Интереснее вникнуть в самую суть явления Шаляпина, оперного певца, как-то особняком стоящего от всех других, даже тоже великих, оперных певцов. Его особость надо главным образом видеть в его «лейтмотиве» искусства – в желании создать из оперы драму. Тут и его глубокие национальные корни: русское оперное искусство все время было одержимо, с самого своего основания, еще от Глинки, идеей драматизации оперы и соответственного уменьшения в ней пропорции чистого лиризма. Этой идее послужил (не очень удачно) и Глинка, более твердо и категорически Даргомыжский (в особенности в «Каменном госте» – опере, сплошь построенной на речитативе и на драматической паузе), наконец, гениальный Мусоргский, исповедовавший и проповедовавший «оперный реализм», памятником которого остался «Борис Годунов» и «Хованщина».
Идея оперного реализма создавалась в те же годы, когда возникало реалистическое же учение живописного «передвижничества» – это две проекции одного и того же художнического устремления к уничтожению условностей и неправдоподобия в искусстве, каково бы оно ни было. Шаляпин натурально входит в линию русских борцов за это, прозванное «реалистическим», искусство.
Теперь эта эстетика уже кажется сама условной и, главным образом, – наивной. Но все явление Шаляпина исторически нам представляется теперь вполне старомодным.
Он современник не нашего бурного двадцатого века и даже не того «охвостья девятнадцатого», которое дало нам Серебряный век русской поэзии и литературы и своего рода (хотя в условном смысле) золотой век русской философской мысли. Он – полный современник Мусоргского, и неспроста его гениальнейший образ создан на музыку Мусоргского. И его музыкальные вкусы тоже современны Мусоргскому.

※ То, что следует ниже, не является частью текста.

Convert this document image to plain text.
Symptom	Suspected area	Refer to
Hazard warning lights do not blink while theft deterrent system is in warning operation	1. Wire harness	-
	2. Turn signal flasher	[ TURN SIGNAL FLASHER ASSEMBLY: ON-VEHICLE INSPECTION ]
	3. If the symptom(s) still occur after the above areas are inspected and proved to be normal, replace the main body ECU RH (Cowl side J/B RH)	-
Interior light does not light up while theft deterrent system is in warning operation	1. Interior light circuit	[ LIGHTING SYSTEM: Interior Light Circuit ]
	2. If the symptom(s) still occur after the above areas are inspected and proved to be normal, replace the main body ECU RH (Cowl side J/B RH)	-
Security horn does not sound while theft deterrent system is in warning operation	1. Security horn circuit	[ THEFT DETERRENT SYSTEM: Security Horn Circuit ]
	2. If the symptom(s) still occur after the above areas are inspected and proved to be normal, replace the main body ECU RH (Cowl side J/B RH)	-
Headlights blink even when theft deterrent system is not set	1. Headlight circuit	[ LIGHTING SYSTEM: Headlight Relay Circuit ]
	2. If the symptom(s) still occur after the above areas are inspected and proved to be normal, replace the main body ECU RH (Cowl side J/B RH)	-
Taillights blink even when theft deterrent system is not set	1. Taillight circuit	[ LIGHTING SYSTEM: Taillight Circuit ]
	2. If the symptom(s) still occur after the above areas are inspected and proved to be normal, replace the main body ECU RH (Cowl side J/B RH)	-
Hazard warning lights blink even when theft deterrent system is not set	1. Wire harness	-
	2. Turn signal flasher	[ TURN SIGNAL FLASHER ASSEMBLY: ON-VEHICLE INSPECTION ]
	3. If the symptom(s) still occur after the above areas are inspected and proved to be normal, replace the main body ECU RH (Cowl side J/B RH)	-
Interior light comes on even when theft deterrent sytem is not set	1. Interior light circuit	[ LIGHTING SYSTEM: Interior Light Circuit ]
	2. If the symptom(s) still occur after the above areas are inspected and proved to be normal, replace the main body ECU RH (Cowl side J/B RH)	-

Мне приходилось беседовать с ним не раз на тему о современном искусстве (в те годы новой современностью были ныне уже старые Вагнер, Скрябин, Дебюсси). Ко всем им он был глубоко равнодушен, порой враждебен, как не признавал и современной живописи и поэзии Серебряного века. Отчасти из-за этой архаичности всей художественной натуры Шаляпина мне так и не удалось с ним сблизиться, хотя я вращался в кругу его родственников и вообще в том же кругу, где и он, – в русском артистическом мире. Мне не было о чем с ним говорить: вкусы наши в области искусства вообще были различны и совпадали только в отдельных деталях. И в области иных искусств его «настоящими» современниками были Репин и передвижники, старше его на полвека.
Но спасением для него было то, что опера вообще сама – искусство с чертами архаичности, и до нее еще не доходила в те годы ни одна новая струя: ей естественно было пройти с опозданием не хватавшие ей стадии художественного прогресса. В идее своего искусства Шаляпин был не чем иным, как своего рода «передвижником» в оперном искусстве. Этого звена не хватало развитию русской оперы – и Шаляпин дал это нехватающее звено. Отсюда произошел его необычайный ассонанс с не столько передовыми слоями художественного мира (они в большинстве остались к его искусству бесконечно равнодушны), а с той широчайшей публикой, которая на пороге и в начале двадцатого века еще радостно кормилась художественными идеалами сороковых годов прошлого века.
Спасло его и то, что именно в применении к опере особенно ясным становится наивность эстетической теории художественного реализма. Абсолютный реализм не осуществим и в театре, а в опере и подавно – может быть дано и высказано только некоторое «приближение» к реальности. Самая основа оперы – пение – никак не уживается с реализмом. По самой природе оперное искусство – это сублимированный театр, не могущий избавиться от мелодраматизма и той приподнятости, которая, может быть, и не нуждается вовсе в уменьшении без ущерба для художественного эффекта.
Искусство Шаляпина по природе – мелодраматично. Это в полном смысле слова – «высокая мелодрама», его жизнь на сцене – это сублимация жизни, а не реальность, сублимация жеста и речи, переходящей в пение, которое в опере не может быть опущено без риска остаться без оперы. Смысл и значение Шаляпина в том, что он придал правдоподобность (все-таки «театральную» правдоподобность) и психологическую выразительность тем моментам оперного искусства, которые до него обычно пребывали на уровне рутины, трафарета и художественной бессмысленности и неправдоподобия. Его оперные образы впервые зажили на сцене хотя и театральной, но все же жизнью, перестали быть напряженными манекенами, испускающими пение.
Интересно, что его личные оперные симпатии шли всегда и неизменно к таким операм, где можно было отыскать и драматическое содержание, и психологический упор, где в действующем лице можно было найти нечто человеческое, а не только сказочное (даже его два Мефистофеля, в сущности, не черти и не дьяволы, а люди, умные и ядовитые).